HubSpot's State of Marketing Report consistently shows that agencies with defined verticals have higher win rates and shorter sales cycles than generalist agencies at equivalent price points.

2. You have outcome-based social proof. Not "we build beautiful websites" but "the last healthcare client we built for saw a 34% increase in appointment requests within 60 days of launch." Specific, verifiable outcomes. A case study with a named client and a named outcome is worth more than a portfolio of fifty anonymous screenshots.

Neither of these changes what your white label partner delivers. The work is the same. The difference is entirely in how you position and sell it.

What you should NOT do

Do not reveal the white label rate. The split between what you pay your partner and what you charge your client is your business model. Clients are not paying for production hours | they are paying for your agency's judgment, relationship, and quality assurance. Those have value beyond labour cost.

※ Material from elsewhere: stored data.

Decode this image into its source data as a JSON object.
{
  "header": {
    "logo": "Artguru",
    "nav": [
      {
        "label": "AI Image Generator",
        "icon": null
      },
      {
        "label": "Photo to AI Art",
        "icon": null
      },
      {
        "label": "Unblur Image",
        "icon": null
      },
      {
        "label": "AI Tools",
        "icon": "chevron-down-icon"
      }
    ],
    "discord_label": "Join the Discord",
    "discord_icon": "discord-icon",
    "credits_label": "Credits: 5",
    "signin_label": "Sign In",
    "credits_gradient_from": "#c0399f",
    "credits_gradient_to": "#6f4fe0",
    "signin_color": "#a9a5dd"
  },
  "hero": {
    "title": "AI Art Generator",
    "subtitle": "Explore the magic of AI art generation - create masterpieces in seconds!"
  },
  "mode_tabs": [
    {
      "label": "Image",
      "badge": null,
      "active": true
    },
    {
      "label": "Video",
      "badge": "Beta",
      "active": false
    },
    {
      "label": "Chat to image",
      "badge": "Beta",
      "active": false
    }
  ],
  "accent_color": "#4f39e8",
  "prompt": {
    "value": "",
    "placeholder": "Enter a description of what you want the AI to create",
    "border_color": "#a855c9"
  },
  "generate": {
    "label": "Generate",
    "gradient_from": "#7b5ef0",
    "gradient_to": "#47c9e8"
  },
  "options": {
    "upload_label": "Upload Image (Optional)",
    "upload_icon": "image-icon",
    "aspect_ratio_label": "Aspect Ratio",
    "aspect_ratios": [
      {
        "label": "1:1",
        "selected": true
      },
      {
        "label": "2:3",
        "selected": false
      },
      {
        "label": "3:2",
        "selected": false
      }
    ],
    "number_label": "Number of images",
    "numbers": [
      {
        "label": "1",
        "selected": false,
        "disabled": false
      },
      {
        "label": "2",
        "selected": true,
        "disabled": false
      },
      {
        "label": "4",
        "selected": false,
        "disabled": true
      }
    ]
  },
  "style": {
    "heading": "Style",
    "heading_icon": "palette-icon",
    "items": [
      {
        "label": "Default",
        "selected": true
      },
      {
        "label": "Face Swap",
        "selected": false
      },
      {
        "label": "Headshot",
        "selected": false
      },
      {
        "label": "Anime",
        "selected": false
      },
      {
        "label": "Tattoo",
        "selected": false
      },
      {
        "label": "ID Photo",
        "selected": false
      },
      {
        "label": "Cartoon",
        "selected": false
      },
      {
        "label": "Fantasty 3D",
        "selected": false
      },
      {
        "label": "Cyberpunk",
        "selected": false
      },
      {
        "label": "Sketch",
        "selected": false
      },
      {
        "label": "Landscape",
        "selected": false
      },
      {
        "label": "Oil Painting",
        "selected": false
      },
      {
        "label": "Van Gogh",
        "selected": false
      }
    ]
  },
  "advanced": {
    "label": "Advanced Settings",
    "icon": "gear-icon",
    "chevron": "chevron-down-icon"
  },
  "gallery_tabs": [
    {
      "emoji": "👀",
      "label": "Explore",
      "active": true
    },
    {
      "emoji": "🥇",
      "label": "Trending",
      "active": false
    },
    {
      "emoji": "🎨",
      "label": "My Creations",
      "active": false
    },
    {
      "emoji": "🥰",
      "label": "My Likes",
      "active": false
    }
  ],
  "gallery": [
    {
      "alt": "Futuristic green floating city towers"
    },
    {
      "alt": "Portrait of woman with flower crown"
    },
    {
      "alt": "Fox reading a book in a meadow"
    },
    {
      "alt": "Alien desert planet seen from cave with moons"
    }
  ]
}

Do not discount to close deals. It sets a pricing precedent that is nearly impossible to reverse. If a client pushes back on price, change the scope rather than the price. Remove a page, reduce revision rounds, extend the timeline, or strip out a feature. Hold the rate; adjust the deliverable.

Do not undercut yourself in discovery. When a client asks "why does this cost $4,000?", resist the temptation to justify it by listing hours or tasks. Justify it by outcomes. "Because the last service business I built for doubled their inbound enquiry rate within 90 days." Outcomes, not activities.